In Calabria, Italy, a 15-year-old girl is abruptly abandoned by her father. The young girl gradually comes to understand why her dad left and realizes that she, too, would have to leave Calabria soon.
A Chiara: Review
Jonas Carpignano’s Calabrian trilogy about North African migrants and a Romani community is genuine and vibrant.
A Chiara completes the trilogy and is his most polished and touching picture. This story of a teen’s loss of innocence is strong despite a long third act.
Chiara, played by Swamy Rotolo, is 15 and from Carpignano. As with many Italian American authors, the story emerges slowly. director’s Rotolo’s portrayal gives the drama fresh intensity when Chiara learns painful details about her father.
About A Chiara
Even if you don’t know where the scene with the family is going, it’s interesting.
The newest members of the family, Chiara, Giulia, and Giorgia, fight while their mother, Carmela, is busy and while their father, Claudio, tries to win their love. The world is run by men, but he lets women run things at home.
Tim Curtin walks through the crowd at Giulia’s 18th birthday party with his hand-held camera.
Carpignano shows how young Italians in Gioia Tauro, where his trilogy takes place, have smartphones and wear modern clothes, but they still dance to corny old songs like Raffaella CarrĂ ’s “Tuca Tuca” from 1971. This shows that the present is always connected to the past.
Even though Claudio says she won the dancing contest on her birthday, Giulia’s uncles catch her smoking and threaten to tell him.
Chiara is even more worried after the party because of the background hum and the sad music by Benh Zeitlin and Dan Romer.
When her father’s parked car explodes in the street, her mother dodges questions about where he is and why he left so quickly.
The next day, she talks to people at school and reads the news. It also says that Claudio is wanted for dealing with drugs for the ‘Ndrangheta.

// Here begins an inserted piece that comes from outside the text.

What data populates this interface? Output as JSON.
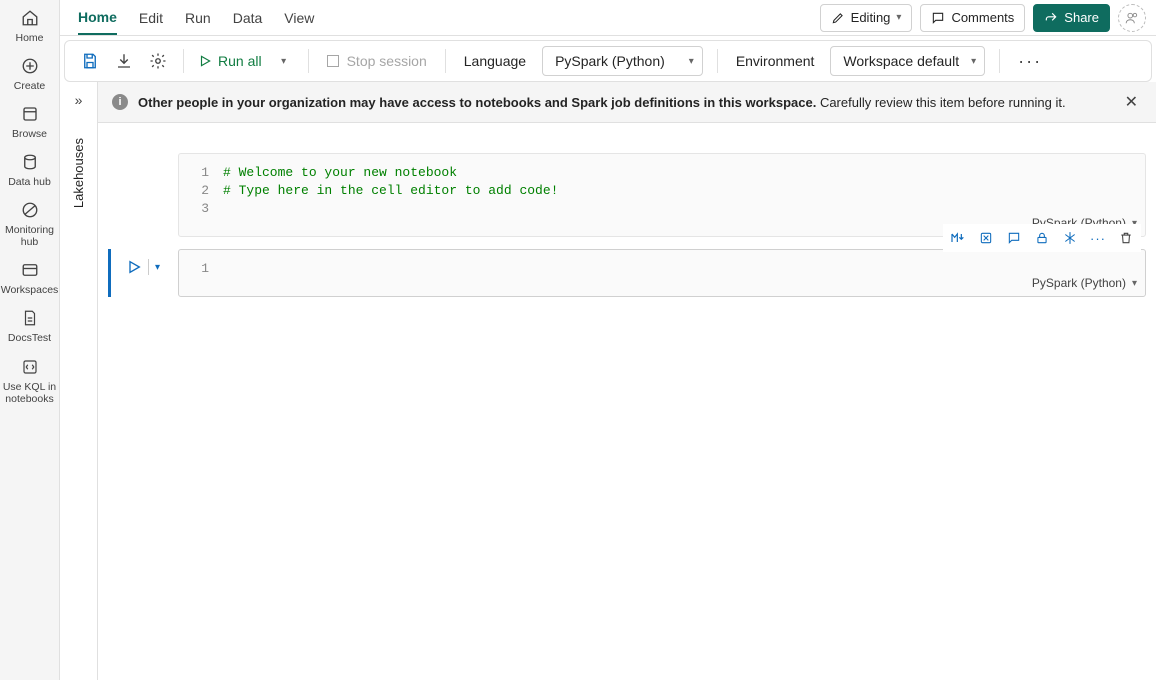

What is the story behind A Chiara?
Chiara’s initial realization of the money fuelling her family’s affluent existence suggests children are encouraged to look the other way. Her mother says she’s too little to comprehend, so Giulia tells her not to ask questions.
Chiara searches for solutions amid rising fear. She finds a bunker with a burner phone, and it seems everyone in town knows more than they’re willing to say. (As she investigates, she encounters individuals from Mediterranea and A Ciambra, all of which have premiered at Cannes.)
Chiara isn’t in trouble for skipping school and fighting.
Instead, she and her mother discover of a program that removes at-risk children from their homes until age 18. This cuts the child’s genetic connection to malavita. This film’s cultural basis makes it special.
Carpignano’s heroine doesn’t allow her relatives to terrify her, building tension. She explodes when she learns how harsh the family business is.
Curtin’s camera loves Rotolo’s expressive face. Carpignano’s narrative was too long. Two hours.
Drama with sorrowful parts. The movie finishes with another 18th birthday celebration, showing how confused late adolescence is.
“To Chiara” is Carpignano’s most complex portion, yet it’s still crude. Dramatically, it contributes to the director’s harsh neo-realism, displaying his developing grasp of the medium and immersion in the environment he explores.